Morale: il rugby anche nel regno di Aotearoa è diventato più "pacifico" (nel senso di oceano) che bianco. I poderosi "farmer" di origine europea, figli dei primi immigrati scozzesi, irlandesi, britannici, pian piano sono stati sostituiti nelle formazioni dei club, nelle franchigie e infine in nazionale dai fantasiosi interpreti di un rugby più spensierato, meno rigoroso, più individuale che collettivo. Insomma, la Nuova Zelanda ha perso nel tempo una parte di quel rigore contadino, occidentale, europeo che ne faceva una delle culle della tradizione ovale. In termini calcistici è come dire Brasile (che non vince i Mondiali dal 2002) contro Germania, attacco contro difesa, che tanta parte conta ormai nel rugby moderno: il Sudafrica vincitore dell’ultima Coppa del Mondo ne è diventato il nume tutelare.

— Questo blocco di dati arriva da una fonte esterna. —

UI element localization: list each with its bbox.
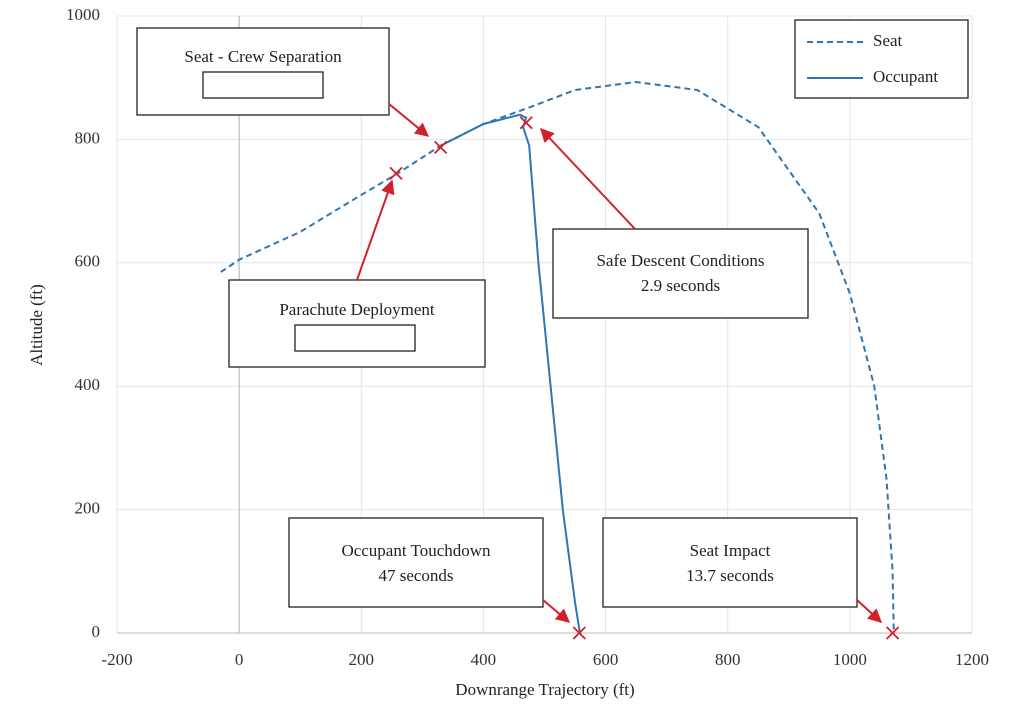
- redaction: [294, 324, 416, 352]
- legend: Seat Occupant: [794, 19, 969, 99]
- annotation-text: Safe Descent Conditions: [596, 251, 764, 270]
- annotation-arrow: [356, 179, 395, 281]
- x-tick-label: 800: [715, 650, 741, 669]
- legend-box: [794, 19, 969, 99]
- series-line: [440, 113, 581, 634]
- y-tick-label: 0: [92, 622, 101, 641]
- annotation: Seat Impact 13.7 seconds: [602, 517, 858, 608]
- x-axis-title: Downrange Trajectory (ft): [455, 680, 634, 699]
- annotation-arrow: [856, 599, 883, 623]
- event-marker: [885, 626, 900, 640]
- event-marker: [389, 166, 403, 180]
- y-tick-label: 400: [75, 375, 101, 394]
- annotation-text: Seat - Crew Separation: [184, 47, 342, 66]
- y-tick-label: 200: [75, 499, 101, 518]
- y-tick-label: 1000: [66, 5, 100, 24]
- x-tick-label: 1200: [955, 650, 989, 669]
- y-tick-label: 600: [75, 252, 101, 271]
- annotation-box: [552, 228, 809, 319]
- series-line: [220, 80, 895, 634]
- x-tick-label: 600: [593, 650, 619, 669]
- annotation: Safe Descent Conditions 2.9 seconds: [552, 228, 809, 319]
- annotation-text: 13.7 seconds: [686, 566, 774, 585]
- annotation-box: [602, 517, 858, 608]
- annotation-arrow: [388, 103, 430, 137]
- y-tick-label: 800: [75, 128, 101, 147]
- annotation-box: [288, 517, 544, 608]
- annotation-text: 2.9 seconds: [641, 276, 720, 295]
- annotation: Seat - Crew Separation: [136, 27, 390, 116]
- annotation-text: Seat Impact: [690, 541, 771, 560]
- event-marker: [519, 116, 533, 130]
- legend-label: Occupant: [873, 67, 938, 86]
- x-tick-label: 1000: [833, 650, 867, 669]
- annotation-arrow: [540, 127, 636, 230]
- annotation-text: Occupant Touchdown: [341, 541, 491, 560]
- x-tick-label: 200: [349, 650, 375, 669]
- x-tick-label: 400: [471, 650, 497, 669]
- x-tick-label: -200: [101, 650, 132, 669]
- annotation: Occupant Touchdown 47 seconds: [288, 517, 544, 608]
- annotation-arrow: [542, 599, 571, 623]
- redaction: [202, 71, 324, 99]
- event-marker: [434, 140, 448, 155]
- y-axis-title: Altitude (ft): [27, 284, 46, 366]
- annotation-box: [228, 279, 486, 368]
- annotation: Parachute Deployment: [228, 279, 486, 368]
- x-tick-label: 0: [235, 650, 244, 669]
- annotation-text: 47 seconds: [378, 566, 453, 585]
- legend-label: Seat: [873, 31, 903, 50]
- annotation-text: Parachute Deployment: [279, 300, 435, 319]
- event-marker: [572, 626, 586, 640]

Può essere che già dal prossimo weekend gli All Blacks ripristinino una parte del loro dominio. Ma per tornare a essere gli incontrastati numero uno probabilmente ci vorrà più tempo, con la giusta capacità di dosare risorse ambientali, storiche, atletiche e sportive. La Francia del calcio, nel 2018, è diventata campione del mondo in Russia con i vari Pogba, Mbappè, Kantè, ma anche con Griezmann, Giroud e Pavard. Può darsi che questo mix di culture diverse nel 2023 le permetta di fare il bis anche nel rugby. Il 2019 ha visto il trionfo della Rainbow Nation sudafricana. La Nuova Zelanda cerca la sua identità tra passato, presente e futuro. Mentre il fondo Silver Lake aspetta grandi ritorni dal suo investimento milionario, in un angolo della Terra dove il rugby è ancora religione.